Texte hébreu et traduction française originale, unité par unité.
S0 · édition évolutive7 mishnayotHébreu · français
Texte de base : Torat Emet 357, domaine public via Sefaria. La collation critique systématique avec Kaufmann A50, Parme et les éditions savantes reste à effectuer avant tout statut supérieur.
La prière du matin peut être dite jusqu’à midi. Rabbi Juda dit : jusqu’à la quatrième heure. La prière de Minha peut être dite jusqu’au soir. Rabbi Juda dit : jusqu’au plag de Minha. La prière du soir n’a pas de terme fixe. La prière supplémentaire peut être dite toute la journée. Rabbi Juda dit : jusqu’à la septième heure.
Note philologique. plag ha-minha est un terme technique : le point séparant la dernière partie de l’après-midi selon le calcul rabbinique. Il est conservé plutôt que remplacé par une heure moderne artificielle.
Rabbi Nehounia ben HaQana prononçait une courte prière lorsqu’il entrait dans la maison d’étude et lorsqu’il en sortait. On lui demanda : « Quelle place y a-t-il pour cette prière ? » Il répondit : « À mon entrée, je prie pour qu’aucune faute ne survienne par ma main ; à ma sortie, je rends grâce pour la part qui m’est échue. »
Rabban Gamliel dit : chaque jour, l’être humain prie les Dix-huit bénédictions.
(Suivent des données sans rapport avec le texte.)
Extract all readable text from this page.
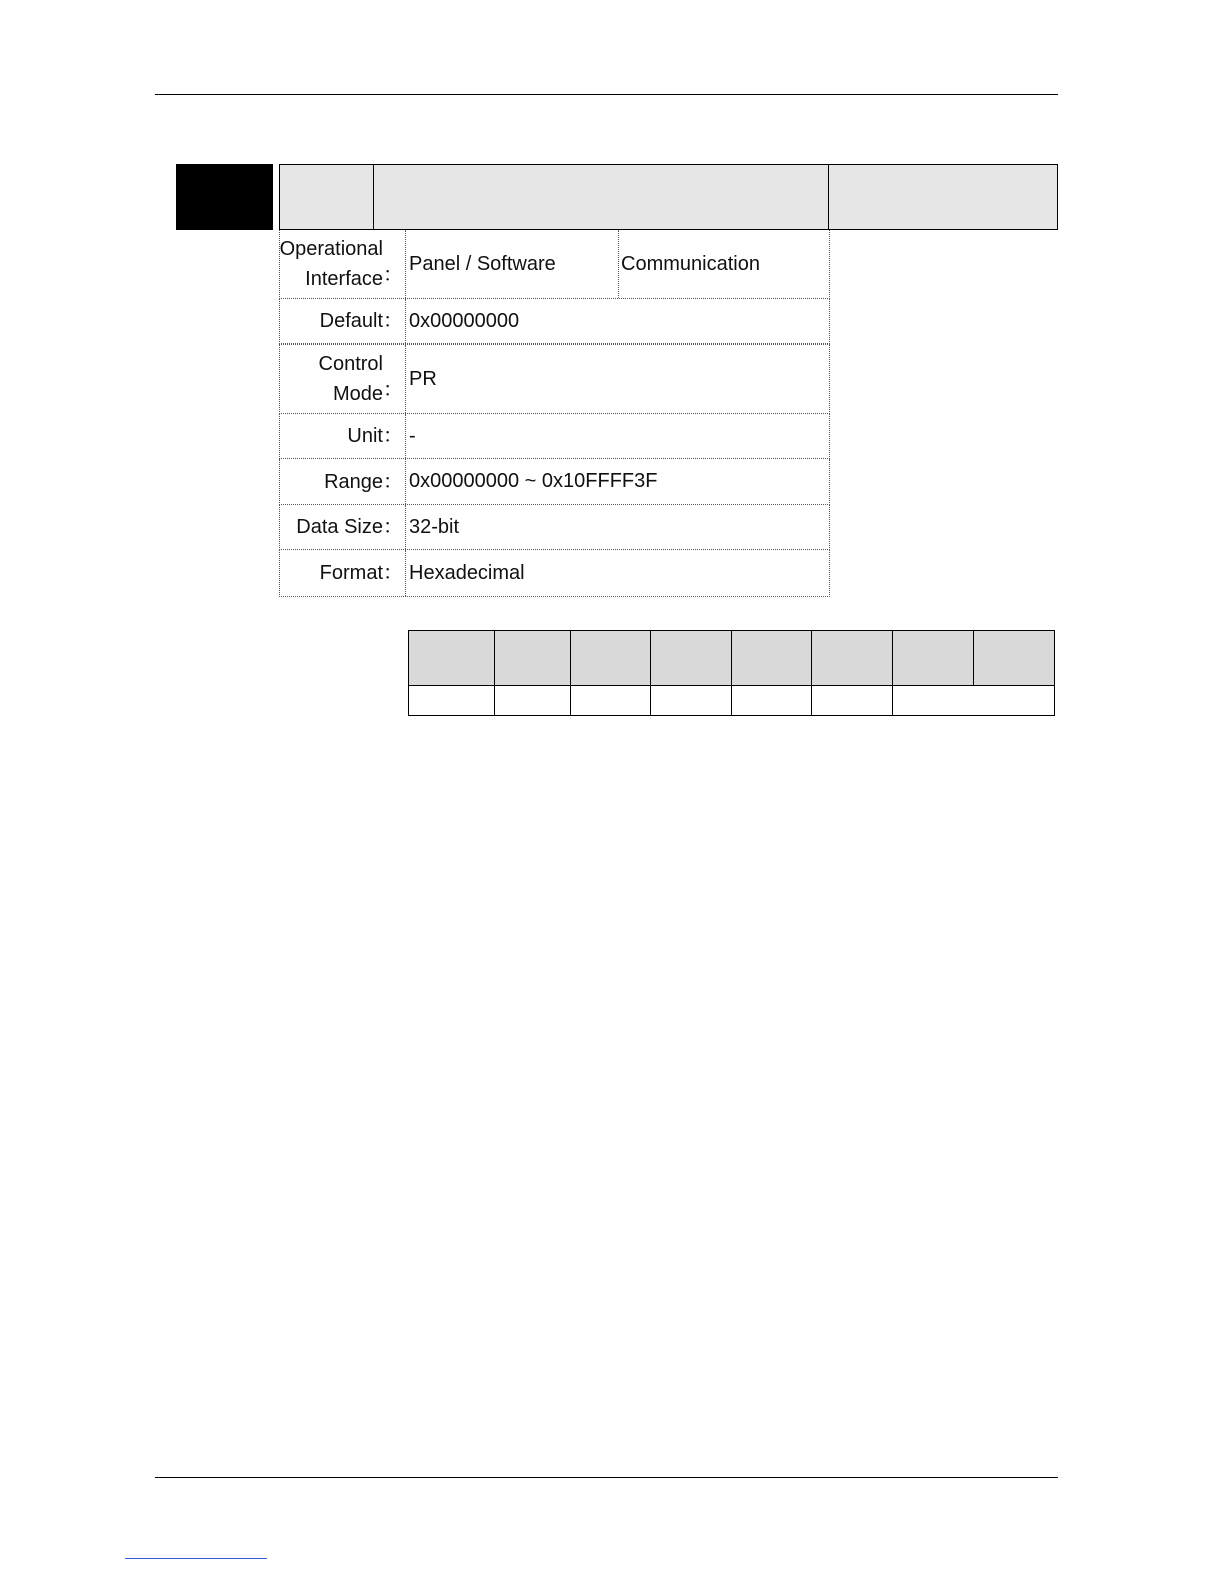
Operational Interface ：
Panel / Software	Communication
Default ： 0x00000000
Control Mode ：
PR
Unit ： -
Range ： 0x00000000 ~ 0x10FFFF3F
Data Size ： 32-bit
Format ： Hexadecimal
Rabbi Josué dit : une forme abrégée des Dix-huit. Rabbi Aqiva dit : si sa prière est courante dans sa bouche, qu’il prie les Dix-huit ; sinon, une forme abrégée des Dix-huit.
Rabbi Eliézer dit : celui qui fait de sa prière une obligation routinière, sa prière n’est pas une supplication. Rabbi Josué dit : celui qui marche dans un lieu dangereux prononce une courte prière : « Sauve, SEIGNEUR, Ton peuple, le reste d’Israël ; à chaque passage périlleux, que leurs besoins soient devant Toi. Béni sois-Tu, SEIGNEUR, qui écoutes la prière. »
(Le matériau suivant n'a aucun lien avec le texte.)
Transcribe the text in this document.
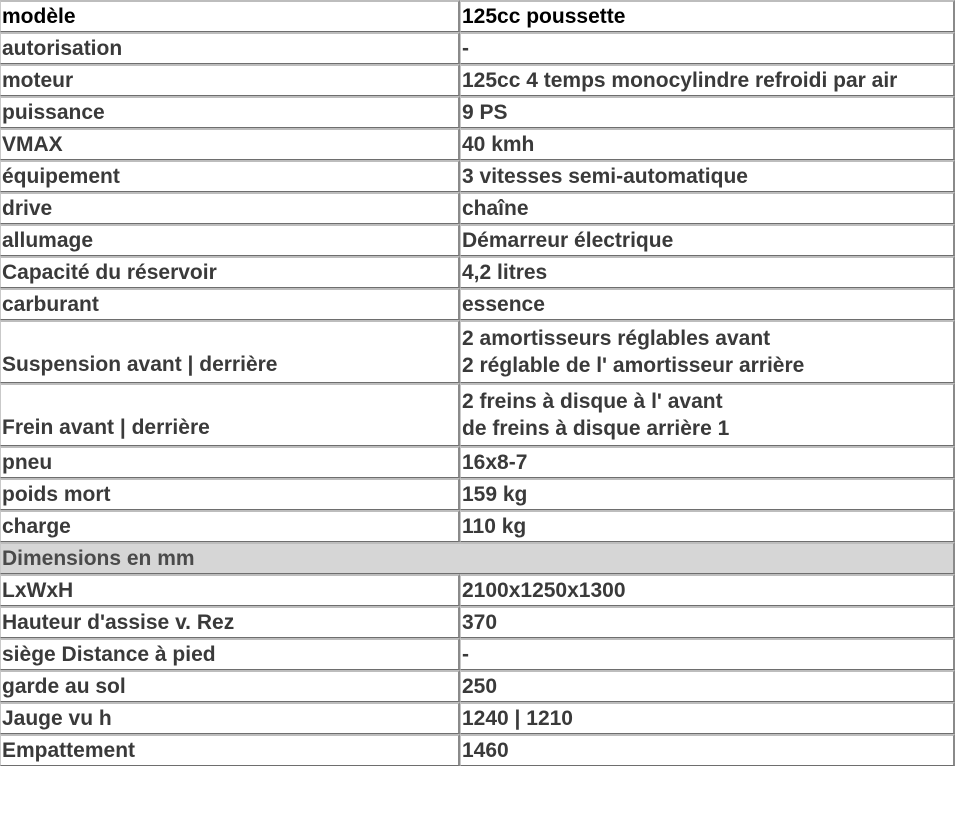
modèle	125cc poussette
autorisation	-
moteur	125cc 4 temps monocylindre refroidi par air
puissance	9 PS
VMAX	40 kmh
équipement	3 vitesses semi-automatique
drive	chaîne
allumage	Démarreur électrique
Capacité du réservoir	4,2 litres
carburant	essence
Suspension avant | derrière	2 amortisseurs réglables avant
2 réglable de l' amortisseur arrière

Frein avant | derrière	2 freins à disque à l' avant
de freins à disque arrière 1

pneu	16x8-7
poids mort	159 kg
charge	110 kg
Dimensions en mm	
LxWxH	2100x1250x1300
Hauteur d'assise v. Rez	370
siège Distance à pied	-
garde au sol	250
Jauge vu h	1240 | 1210
Empattement	1460
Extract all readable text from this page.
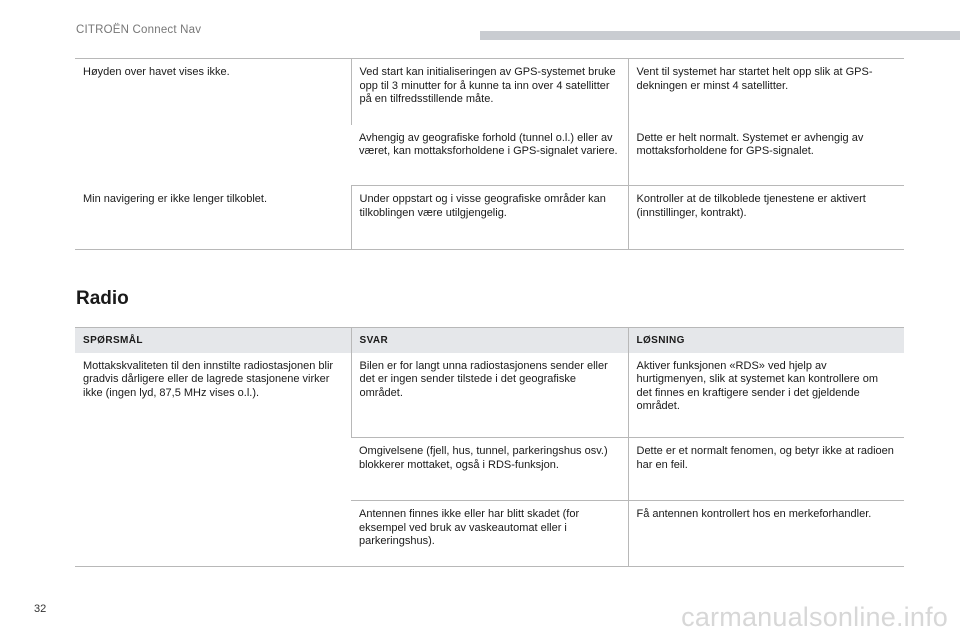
CITROËN Connect Nav
Høyden over havet vises ikke.	Ved start kan initialiseringen av GPS-systemet bruke opp til 3 minutter for å kunne ta inn over 4 satellitter på en tilfredsstillende måte.	Vent til systemet har startet helt opp slik at GPS-dekningen er minst 4 satellitter.
	Avhengig av geografiske forhold (tunnel o.l.) eller av været, kan mottaksforholdene i GPS-signalet variere.	Dette er helt normalt. Systemet er avhengig av mottaksforholdene for GPS-signalet.
Min navigering er ikke lenger tilkoblet.	Under oppstart og i visse geografiske områder kan tilkoblingen være utilgjengelig.	Kontroller at de tilkoblede tjenestene er aktivert (innstillinger, kontrakt).
Radio
SPØRSMÅL	SVAR	LØSNING
Mottakskvaliteten til den innstilte radiostasjonen blir gradvis dårligere eller de lagrede stasjonene virker ikke (ingen lyd, 87,5 MHz vises o.l.).	Bilen er for langt unna radiostasjonens sender eller det er ingen sender tilstede i det geografiske området.	Aktiver funksjonen «RDS» ved hjelp av hurtigmenyen, slik at systemet kan kontrollere om det finnes en kraftigere sender i det gjeldende området.
	Omgivelsene (fjell, hus, tunnel, parkeringshus osv.) blokkerer mottaket, også i RDS-funksjon.	Dette er et normalt fenomen, og betyr ikke at radioen har en feil.
	Antennen finnes ikke eller har blitt skadet (for eksempel ved bruk av vaskeautomat eller i parkeringshus).	Få antennen kontrollert hos en merkeforhandler.
32	carmanualsonline.info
Note philologique. La formule be-khol parashat ha-ibbur est difficile. La traduction « à chaque passage périlleux » rend le contexte de voyage dangereux sans prétendre résoudre définitivement l’expression ; une collation/commentaire critique est requis.
S’il chevauche un âne, qu’il descende. S’il ne peut pas descendre, qu’il tourne son visage ; s’il ne peut pas tourner son visage, qu’il dirige son cœur vers la maison du Saint des saints.
Rabbi Elazar ben Azaria dit : on ne prie la prière supplémentaire qu’avec l’assemblée de la ville. Les sages disent : avec l’assemblée de la ville ou sans elle. Rabbi Juda dit en son nom : partout où il y a une assemblée de la ville, l’individu est dispensé de la prière supplémentaire.
Note philologique. hever ir peut désigner l’assemblée organisée de la ville. Le débat concerne le rapport entre la prière de Moussaf communautaire et l’obligation individuelle.